Pope Benedict XV and Solzhenitsyn on the suicide of the west


On this day in 1917 Pope Benedict XV invoked the name of Mary, Queen of Peace, during the dark days of World War I. He had already added this prayer to the Litany of Loreto on December 24, 1915. The press and the punsters believe that the “news” is made in the copy room, or in their heads. So their recent dire warnings about the end of the faith in Europe show they are catching up with the Church – it was clear to many Catholics that the faith began to die in 1915; and in 1917 Benedict XV was already speaking about the “suicide of the west,” if you will. The abuse crisis is not the cause of the loss of faith, but the sign thereof. In a remarkable book by Cardinal Tarcisio Bertone, entitled The Last Secret of Fatima (New York: Doubleday, 2008) we can see the trajectory of the deepened faith of the Church under the aegis of Mary. Cardinal Bertone traces the spiritual vectors from May 1917, radiating from Rome and Fatima, up through the papacy of Pope John Paul II and Benedict XVI. Next week I shall comment on what Cardinal Bertone has to say about the connection between the apparition at Fatima and the near-fatal shooting of John Paul II. Today, I think it helpful to recall the initial words of Pope Benedict XV on May 5, 1917, a week prior to the first apparition at Fatima:

“Our earnestly pleading voice, invoking the end of the vast conflict, the suicide of civilized Europe, was then and has remained ever since unheard. Indeed, it seemed that the dark tide of hatred grew higher and wider among the belligerent nations, and drew other countries into its frightful sweep, multiplying ruin and massacre. Nevertheless Our confidence was not lessened . . . . Since all graces which the Author of all good deigns to grant to the poor children of Adam, by a loving design of His Divine Providence are dispensed through the hands of the most holy Virgin, we wish that the petition of Her most afflicted children, more than ever in this terrible hour, may turn with lively confidence to the august Mother of God. . . . To Mary, then, who is the Mother of Mercy and omnipotent by grace, let loving and devout appeal go up from every corner of the earth – from noble temples and tiniest chapels, from royal palaces and mansions of the rich as from the poorest hut – from blood-drenched battlefields and war swept seas. May this pious and ardent invocation arise to Mary, the Mother of Mercy who is all-powerful in grace!” See Papal Teachings on Our Lady, selected and arranged by the Benedictine Monks of Solesmes (Boston: St Paul Editions, 1961), pp. 191-193.

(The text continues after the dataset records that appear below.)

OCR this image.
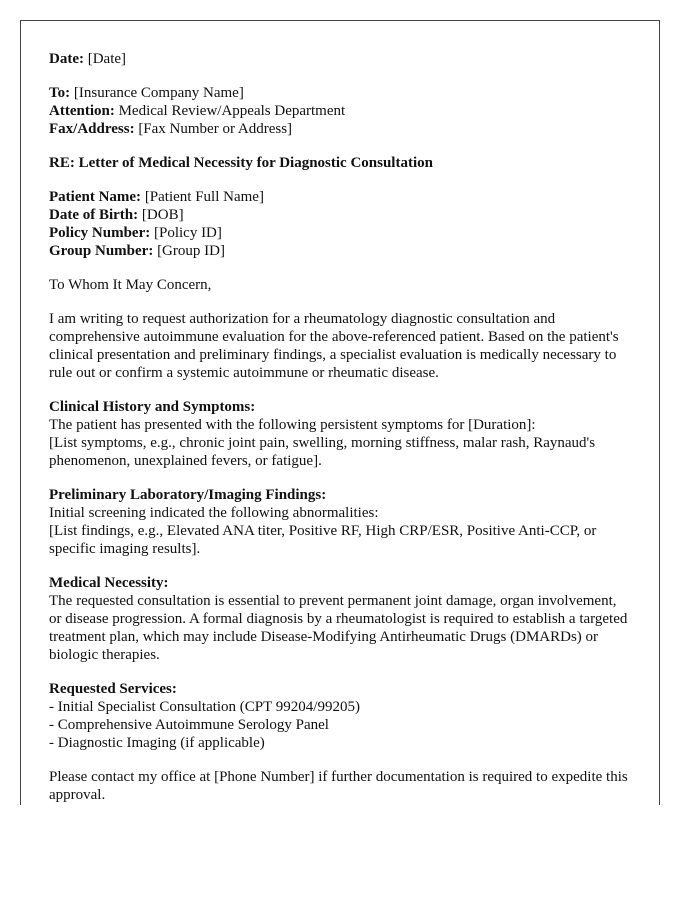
Date: [Date]

To: [Insurance Company Name]
Attention: Medical Review/Appeals Department
Fax/Address: [Fax Number or Address]

RE: Letter of Medical Necessity for Diagnostic Consultation

Patient Name: [Patient Full Name]
Date of Birth: [DOB]
Policy Number: [Policy ID]
Group Number: [Group ID]

To Whom It May Concern,

I am writing to request authorization for a rheumatology diagnostic consultation and comprehensive autoimmune evaluation for the above-referenced patient. Based on the patient's clinical presentation and preliminary findings, a specialist evaluation is medically necessary to rule out or confirm a systemic autoimmune or rheumatic disease.

Clinical History and Symptoms:
The patient has presented with the following persistent symptoms for [Duration]:
[List symptoms, e.g., chronic joint pain, swelling, morning stiffness, malar rash, Raynaud's phenomenon, unexplained fevers, or fatigue].

Preliminary Laboratory/Imaging Findings:
Initial screening indicated the following abnormalities:
[List findings, e.g., Elevated ANA titer, Positive RF, High CRP/ESR, Positive Anti-CCP, or specific imaging results].

Medical Necessity:
The requested consultation is essential to prevent permanent joint damage, organ involvement, or disease progression. A formal diagnosis by a rheumatologist is required to establish a targeted treatment plan, which may include Disease-Modifying Antirheumatic Drugs (DMARDs) or biologic therapies.

Requested Services:
- Initial Specialist Consultation (CPT 99204/99205)
- Comprehensive Autoimmune Serology Panel
- Diagnostic Imaging (if applicable)

Please contact my office at [Phone Number] if further documentation is required to expedite this approval.
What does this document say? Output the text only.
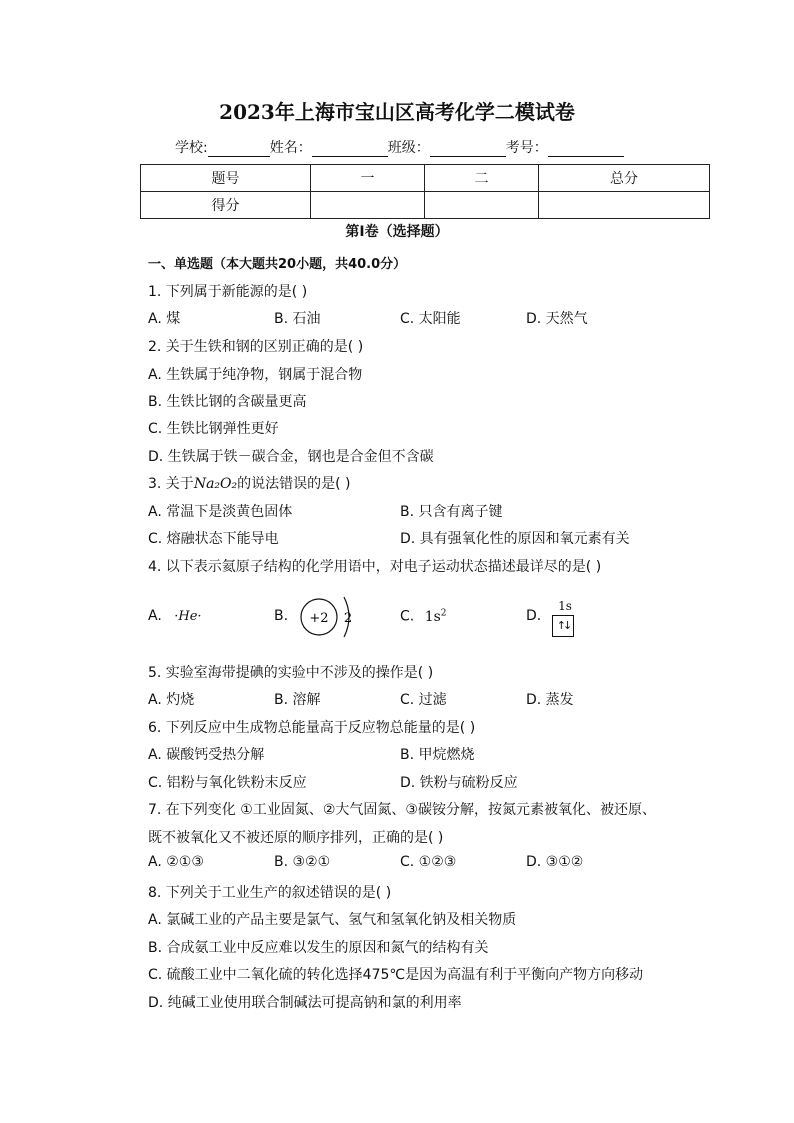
2023年上海市宝山区高考化学二模试卷
学校:	姓名：	班级：	考号：
题号	一	二	总分
得分			
第Ⅰ卷（选择题）
一、单选题（本大题共20小题，共40.0分）
1. 下列属于新能源的是( )
A. 煤	B. 石油	C. 太阳能	D. 天然气
2. 关于生铁和钢的区别正确的是( )
A. 生铁属于纯净物，钢属于混合物
B. 生铁比钢的含碳量更高
C. 生铁比钢弹性更好
D. 生铁属于铁－碳合金，钢也是合金但不含碳
3. 关于Na₂O₂的说法错误的是( )
A. 常温下是淡黄色固体	B. 只含有离子键
C. 熔融状态下能导电	D. 具有强氧化性的原因和氧元素有关
4. 以下表示氦原子结构的化学用语中，对电子运动状态描述最详尽的是( )
A. ·He·	B. +2 2	C. $1s^2$	D.
1s
↑↓
5. 实验室海带提碘的实验中不涉及的操作是( )
A. 灼烧	B. 溶解	C. 过滤	D. 蒸发
6. 下列反应中生成物总能量高于反应物总能量的是( )
A. 碳酸钙受热分解	B. 甲烷燃烧
C. 铝粉与氧化铁粉末反应	D. 铁粉与硫粉反应
7. 在下列变化 ①工业固氮、②大气固氮、③碳铵分解，按氮元素被氧化、被还原、
既不被氧化又不被还原的顺序排列，正确的是( )
A. ②①③	B. ③②①	C. ①②③	D. ③①②
8. 下列关于工业生产的叙述错误的是( )
A. 氯碱工业的产品主要是氯气、氢气和氢氧化钠及相关物质
B. 合成氨工业中反应难以发生的原因和氮气的结构有关
C. 硫酸工业中二氧化硫的转化选择475℃是因为高温有利于平衡向产物方向移动
D. 纯碱工业使用联合制碱法可提高钠和氯的利用率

Leon Bloy was quite distraught over Pope Benedict’s even-handed denunciation of the European nations; Bloy, and Maritain, denounced the Germans as the aggressors. Their friends died on the front — Peguy, Psichari. See Maritain’s collection of Bloy’s writings entitled Pilgrim of the Absolute, pp. 65-66. Bloy was right in one way; but he also knew the larger crisis — it stems from infidelity all around. And indeed, Bloy traced the crisis back to the original apparition in the modern world, La Salette (1846): “The monstrous events we have been witnessing for almost a year I have expected for more than thirty-five, and I see very clearly the inevitable cataclysms that will follow. The threats of la Salette must be fulfilled.” (Bloy writes in 1916)

From an eastern perspective, and an Orthodox one, Alexandsr Solzhenitsyn stands as witness to the cataclysm as well. The theme of the devastation that arises from the absence of faith was developed by Solzhenitsyn particularly in his Templeton Address: “‘Men have forgotten God.’ The failings of human consciousness, deprived of its divine dimensions, have been a determining factor in all the major crimes of this century. The first of these was World War I, and much of our present predicament can be traced back to it. That war took place when Europe, bursting with health and abundance, fell into a rage of self-mutilation that could not but sap its strength for a century or more, and perhaps forever. The only possible explanation for this war is a mental eclipse among the leaders of Europe due to their lost awareness of a Supreme Power above them. Only a godless embitterment could have moved ostensibly Christian states to employ poison gas, a weapon so obviously beyond the limits of humanity.” See The Solzhenitsyn Reader, edited by Edward Erickson and Daniel J. Mahoney (Wilmington: ISI Books, 2006), p. 577-78.

Solzhenitsyn expressed concern that as World War I fades from memory, we thereby forget the godless embitterment that spewed forth the terror of the twentieth century. The problem is secularism and the solution is the return to God. The apparition at Fatima, and Cardinal Bertone’s book, do not let us forget these deep origins of the on-going crisis of the West.